The problem, Sunstein argues (borrowing a phrase from Russell Hardin) is that most people have a “crippled epistemology” – they know very little to begin with, and if what they know supports their extremism, they have no way to know that their position is extreme.
Worse, “people often ignore powerful contrary evidence,” writes Sunstein. “When people’s false beliefs are corrected, they might become even firmer in their commitment to those beliefs.” (One famous example of this is described in Leon Festinger’s 1956 book When Prophecy Fails, about how members of a UFO cult become more resolute in its beliefs after the group leader’s prophecy that aliens from the planet Clarion would rescue cult members from an earth-destroying flood on December 21, 1954 did not come to fruition)
Sunstein worries that in the modern media environment, self-selection into different camps is easier than ever before. “Many people appear to be hearing more and louder versions of their own views, thus reducing the benefits that come from exposure to competing views and unnoticed problems…The Internet creates more dramatic ‘stratification.’”
The way out of polarization, of course, is the standard bromide of entertaining alternative viewpoints.
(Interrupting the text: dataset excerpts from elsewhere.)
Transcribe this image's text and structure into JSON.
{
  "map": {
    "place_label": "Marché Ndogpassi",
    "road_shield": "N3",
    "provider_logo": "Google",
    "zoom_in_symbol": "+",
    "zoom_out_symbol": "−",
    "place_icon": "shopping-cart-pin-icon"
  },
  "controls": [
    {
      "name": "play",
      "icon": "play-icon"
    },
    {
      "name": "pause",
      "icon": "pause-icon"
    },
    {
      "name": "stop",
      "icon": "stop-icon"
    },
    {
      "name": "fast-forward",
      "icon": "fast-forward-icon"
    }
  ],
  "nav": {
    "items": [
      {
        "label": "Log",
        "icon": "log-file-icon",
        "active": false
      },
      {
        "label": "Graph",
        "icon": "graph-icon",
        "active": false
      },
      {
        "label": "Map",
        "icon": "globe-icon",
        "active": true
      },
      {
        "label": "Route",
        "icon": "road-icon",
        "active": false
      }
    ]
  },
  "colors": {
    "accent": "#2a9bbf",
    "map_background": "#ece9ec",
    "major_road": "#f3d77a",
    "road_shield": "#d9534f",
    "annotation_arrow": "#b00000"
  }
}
Sunstein urges “humility and curiosity.” In fact, after reading this article, you should probably immediately go seek out a perspective you disagree with, entertain it, and let it create a slight sense of doubt in all your previous certainties.
But the truth is, you probably won’t go seek that out. Or even if you do, it’s unlikely you will come to doubt your previous ideas. One reason is that what you find will probably be written from a completely different perspective, meaning that it won’t have much to say to somebody who isn’t already a true believe from the opposite perspective.
At the very least, it is helpful to have a certain amount of self-awareness. Sunstein’s analysis of how easily and almost effortlessly one can get caught in a self-reinforcing feedback process of one-sidedness is a little bit scary. What’s remarkable is just how easily the mind closes, and how much constant work is required to fight against it. In other words: those of us who care about moderation have our work cut out for ourselves.